The purpose that is missing from public broadcasting is thus supplied by those who see the industry as a cow to be milked. Very much like the folks who staff the New York Times
and the Washington Post
, ABC, CBS, and NBC, these people do have a purpose: and that is to influence how the rest of us perceive reality—how we perceive our society and our values and, indeed, ourselves. And they are the ones, not the people who sign the checks, who make the critical day-to-day decisions about what programs are made, with what content, and what programs are scheduled and promoted. These are the decisions that drive the network, and weigh heavily in determining its influence.
A few years ago, Richard Brookhiser, an editor of National Review
and a boardmember of the Corporation for Public Broadcasting—appointed by President Reagan, needless to add—did address the question of the purposes of public radio and television, by way of the content of public affairs programs. He proposed that the CPB board undertake a careful, scientific investigation—insofar as program content can be assessed and evaluated scientifically—of program bias. Was there any? Was it “liberal” or “conservative” or neither, or some of both? Was this programming markedly anything that could be identified? His proposal was greeted with hysterical shouts of neo-McCarthyism, and he was accused of trying to limit the options of the creative community. I suspect that all Mr. Brookhiser was up to was trying to answer the questions, “What are we doing?” and “How are we doing?” and “How if at all is the public served by what and how we’re doing?”—and I think these are very appropriate questions indeed for those who oversee the expenditure of public funds. Well, a study was undertaken; it was not regarded as especially definitive; its findings were ambiguous, and the matter was dropped.

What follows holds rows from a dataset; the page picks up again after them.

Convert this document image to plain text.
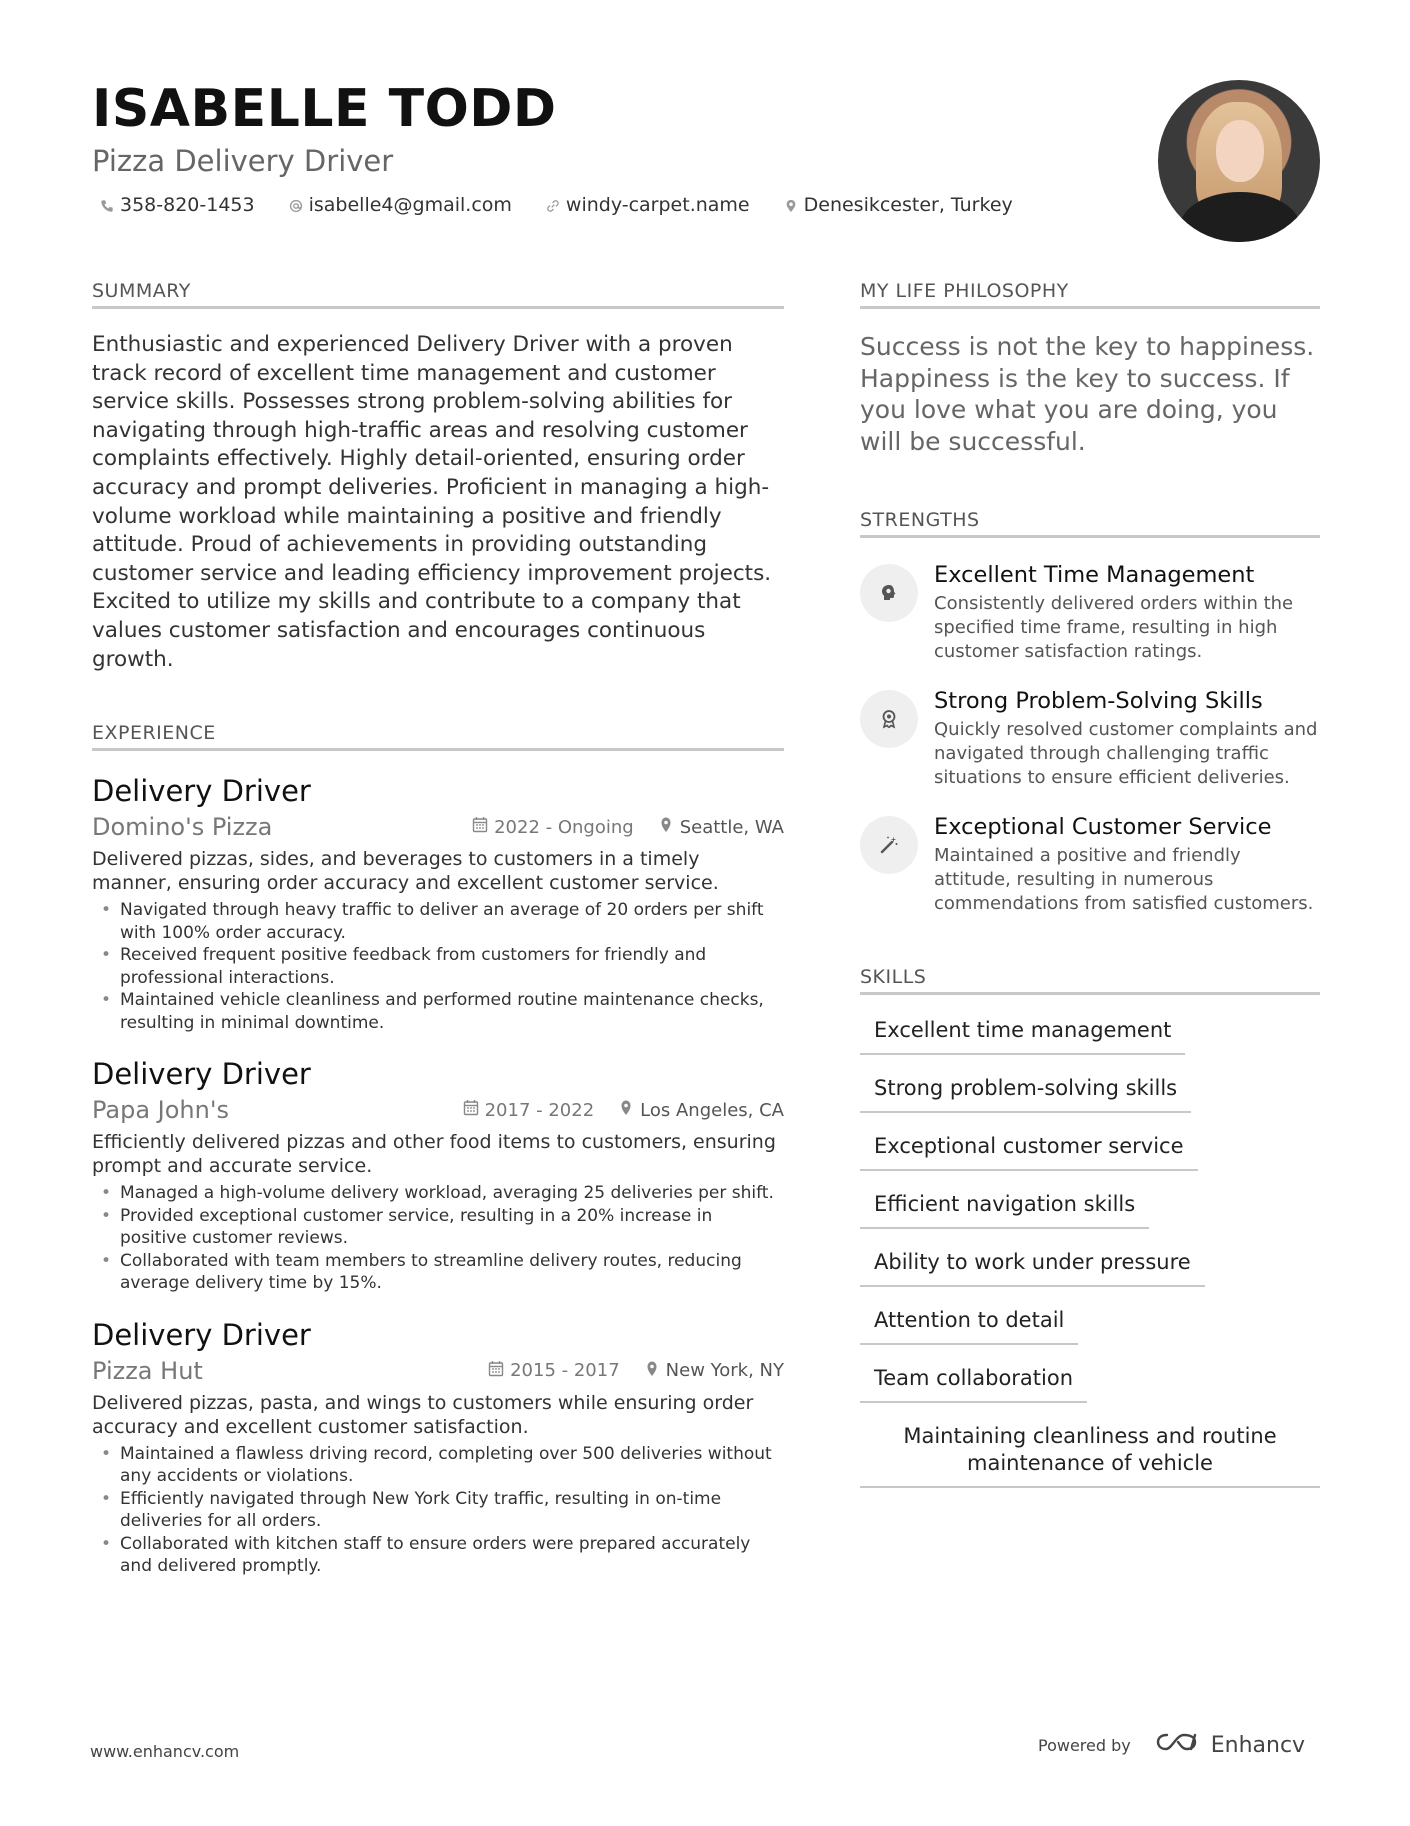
ISABELLE TODD
Pizza Delivery Driver
358-820-1453	isabelle4@gmail.com	windy-carpet.name	Denesikcester, Turkey
SUMMARY

Enthusiastic and experienced Delivery Driver with a proven track record of excellent time management and customer service skills. Possesses strong problem-solving abilities for navigating through high-traffic areas and resolving customer complaints effectively. Highly detail-oriented, ensuring order accuracy and prompt deliveries. Proficient in managing a high-volume workload while maintaining a positive and friendly attitude. Proud of achievements in providing outstanding customer service and leading efficiency improvement projects. Excited to utilize my skills and contribute to a company that values customer satisfaction and encourages continuous growth.

EXPERIENCE
Delivery Driver
Domino's Pizza	2022 - Ongoing	Seattle, WA

Delivered pizzas, sides, and beverages to customers in a timely manner, ensuring order accuracy and excellent customer service.

• Navigated through heavy traffic to deliver an average of 20 orders per shift with 100% order accuracy.
• Received frequent positive feedback from customers for friendly and professional interactions.
• Maintained vehicle cleanliness and performed routine maintenance checks, resulting in minimal downtime.
Delivery Driver
Papa John's	2017 - 2022	Los Angeles, CA

Efficiently delivered pizzas and other food items to customers, ensuring prompt and accurate service.

• Managed a high-volume delivery workload, averaging 25 deliveries per shift.
• Provided exceptional customer service, resulting in a 20% increase in positive customer reviews.
• Collaborated with team members to streamline delivery routes, reducing average delivery time by 15%.
Delivery Driver
Pizza Hut	2015 - 2017	New York, NY

Delivered pizzas, pasta, and wings to customers while ensuring order accuracy and excellent customer satisfaction.

• Maintained a flawless driving record, completing over 500 deliveries without any accidents or violations.
• Efficiently navigated through New York City traffic, resulting in on-time deliveries for all orders.
• Collaborated with kitchen staff to ensure orders were prepared accurately and delivered promptly.
MY LIFE PHILOSOPHY

Success is not the key to happiness. Happiness is the key to success. If you love what you are doing, you will be successful.

STRENGTHS
Excellent Time Management
Consistently delivered orders within the specified time frame, resulting in high customer satisfaction ratings.
Strong Problem-Solving Skills
Quickly resolved customer complaints and navigated through challenging traffic situations to ensure efficient deliveries.
Exceptional Customer Service
Maintained a positive and friendly attitude, resulting in numerous commendations from satisfied customers.
SKILLS
Excellent time management
Strong problem-solving skills
Exceptional customer service
Efficient navigation skills
Ability to work under pressure
Attention to detail
Team collaboration
Maintaining cleanliness and routine maintenance of vehicle
www.enhancv.com	Powered by	Enhancv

Now, please understand me: I do not presume to suggest that public broadcasting is about to bring the walls of our Republic crashing down. I doubt that any institution has that capability (fortunately) in our society. But I do think that public broadcasting has an important influence, that it does affect public attitudes, and that it does bear also on our values. I think that we need more and more scientific, critical analyses of all television programming but especially of public television programming. In the first place, public television professes to provide a special, first-class, highest-quality program service. It sets itself up as the bellwether for all of television, and so ought it be judged. Then, too, public television is supported in major part by public funds: another unique level of public responsibility.
Finally, it draws heavily on corporate support, and so the appropriate role of American business in American society is in question.
I especially want to stress this last point. Surely the management of Exxon, for example, does not think of Great Performances
as having any purpose other than elevating the tone of American society by exposure to such marvels as the Met and the Philharmonic—and so it probably does (along with giving consumers a nice, warm feeling for Exxon gas and oil). But a lot of other programming rides on the back of these prestigious cultural offerings: the documentaries and think-pieces, for example, designed by the “cultural” iconoclasts who tend to dominate our entertainment and news elites (and who probably rather dislike Exxon among other corporate fat cats). So just how far does Exxon’s responsibility reach?
I do not presume to know the answer to that question, or to any of the others I’ve raised here. But I do think they are important questions for all of us, and for our society. And I think it’s about time we began, systematically, to look for some answers.